Demolizione e ricostruzione: la Cassazione ripercorre e distingue le varie definizioni operative.
Ord. Cass. Civ., Sez. II, 6 giugno 2022, n. 18021
Con l’Ordinanza in commento, la Cassazione ripercorre in maniera netta e precisa alcune definizioni di natura tecnica che coinvolgono le più recenti legislazioni edilizie.
Come noto, infatti, l’art. 3, comma 1, lett. d), del D.P.R. 6 giugno 2001, n. 380, recentemente modificato dal D.L. n. 76/2020 e dal D.L. n. 17/2022, definisce in modo peculiare il concetto di ristrutturazione edilizia, in modo da ricomprendere anche gli interventi di demolizione e ricostruzione con aumenti di volumetria, così importanti ultimamente per le politiche di rigenerazione urbana e di efficientamento energetico, che potrebbero essere ostacolate dalle disposizioni dei vigenti piani regolatori comunali che in alcune zone impediscono la realizzazione di nuove costruzioni.
Più in particolare, secondo i più recenti orientamenti della Cassazione, condivisi dal Collegio giudicante, si potrebbe parlare di “ricostruzione” quando gli interventi di modifica dell’edificio preesistente si traducono non soltanto nell’esatto ripristino della costruzione precedente ma anche in qualsiasi modificazione che comporti un aumento della volumetria preesistente. Al contrario, invece, la “ristrutturazione” in senso stretto si traduce in un intervento di ripristino dell’edificio preesistente, che riguardi modificazioni esclusivamente interne, senza alterazioni delle sue componenti essenziali, quali i muri perimetrali, le strutture orizzontali e la copertura.

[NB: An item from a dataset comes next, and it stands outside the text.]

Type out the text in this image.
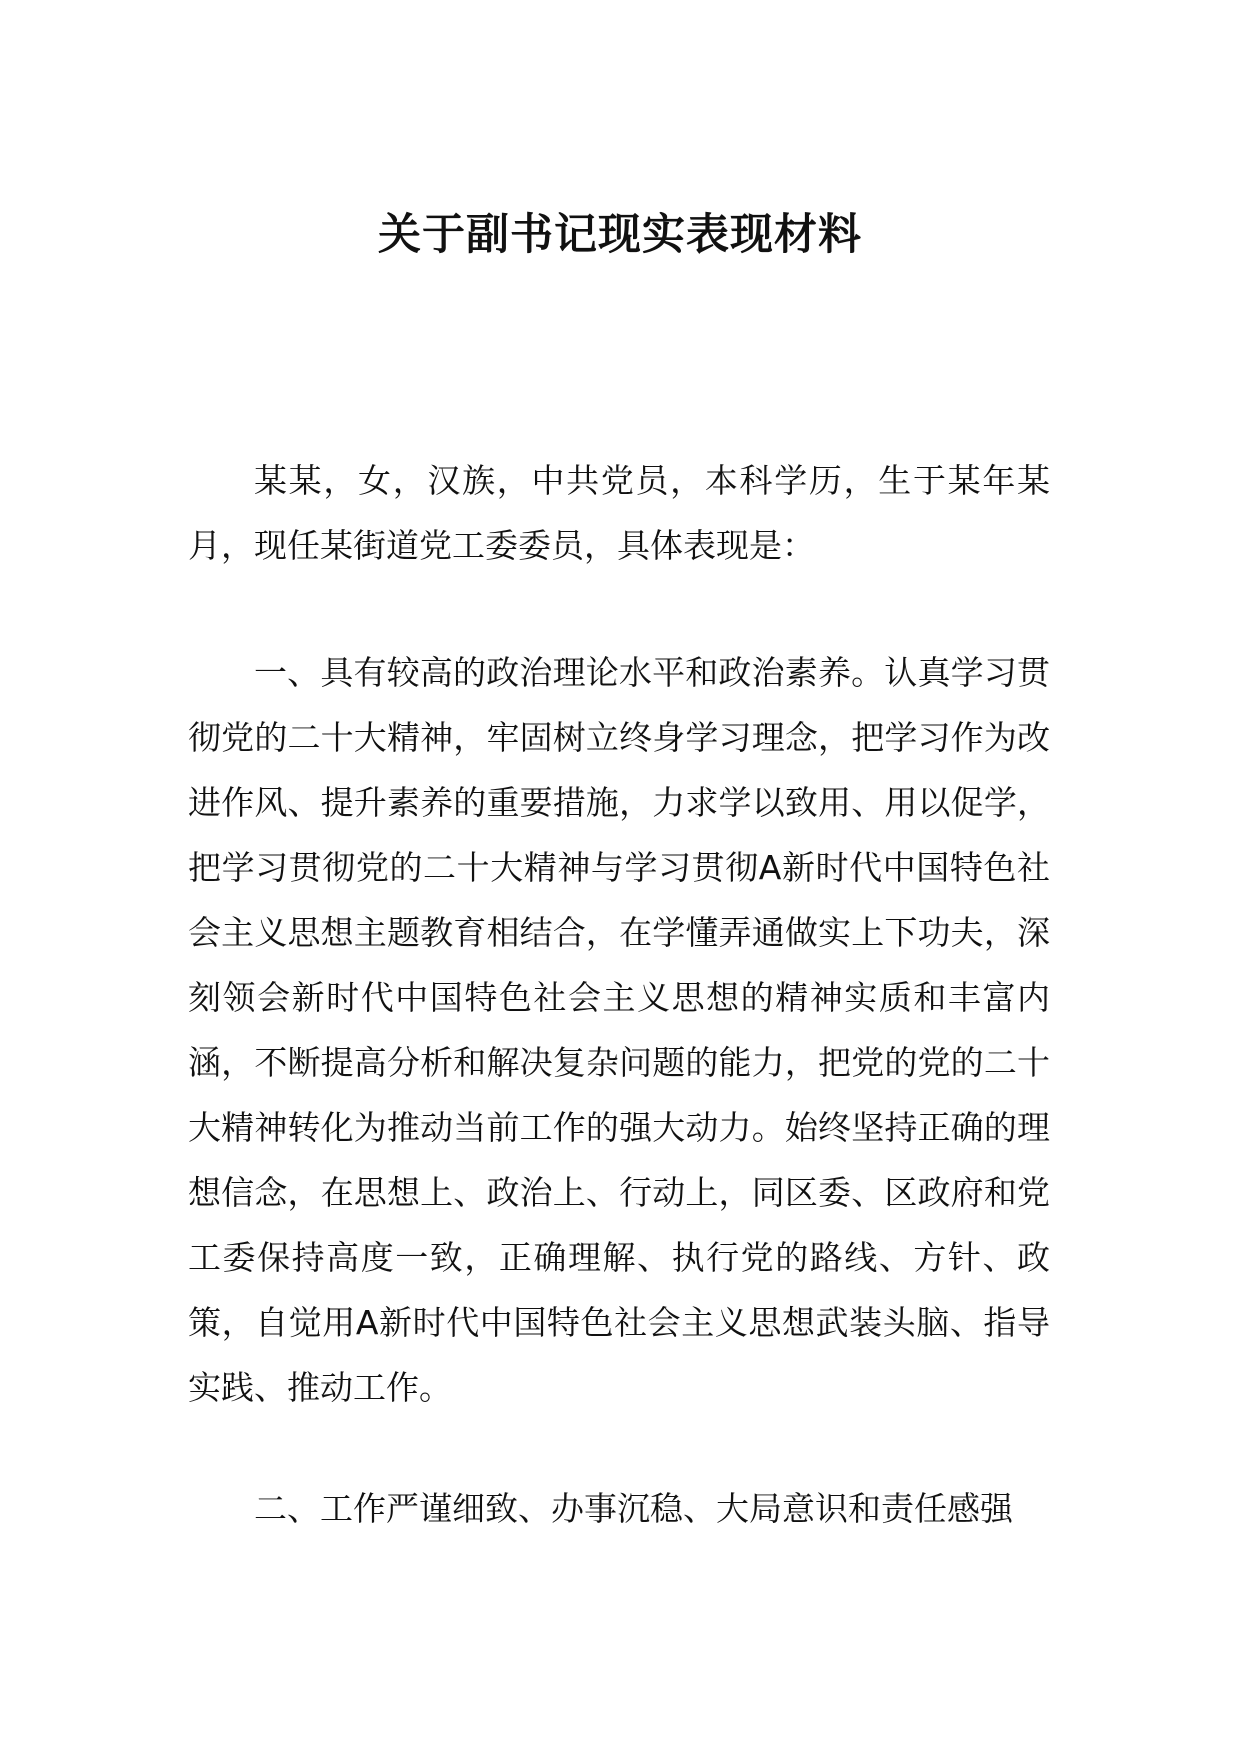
关于副书记现实表现材料

某某，女，汉族，中共党员，本科学历，生于某年某月，现任某街道党工委委员，具体表现是：

一、具有较高的政治理论水平和政治素养。认真学习贯彻党的二十大精神，牢固树立终身学习理念，把学习作为改进作风、提升素养的重要措施，力求学以致用、用以促学，把学习贯彻党的二十大精神与学习贯彻A新时代中国特色社会主义思想主题教育相结合，在学懂弄通做实上下功夫，深刻领会新时代中国特色社会主义思想的精神实质和丰富内涵，不断提高分析和解决复杂问题的能力，把党的党的二十大精神转化为推动当前工作的强大动力。始终坚持正确的理想信念，在思想上、政治上、行动上，同区委、区政府和党工委保持高度一致，正确理解、执行党的路线、方针、政策，自觉用A新时代中国特色社会主义思想武装头脑、指导实践、推动工作。

二、工作严谨细致、办事沉稳、大局意识和责任感强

Alla luce di quanto detto, si nota come le recenti normative edilizie tendono sempre di più ad assegnare al concetto di demolizione e ricostruzione un significato che va ben al di là della stretta qualificazione sostanziale, ricomprendendolo nella nozione di ristrutturazione, che una volta aveva ad oggetto esclusivamente le modificazioni interne che non alteravano né la sagoma né la volumetria dell’edificio.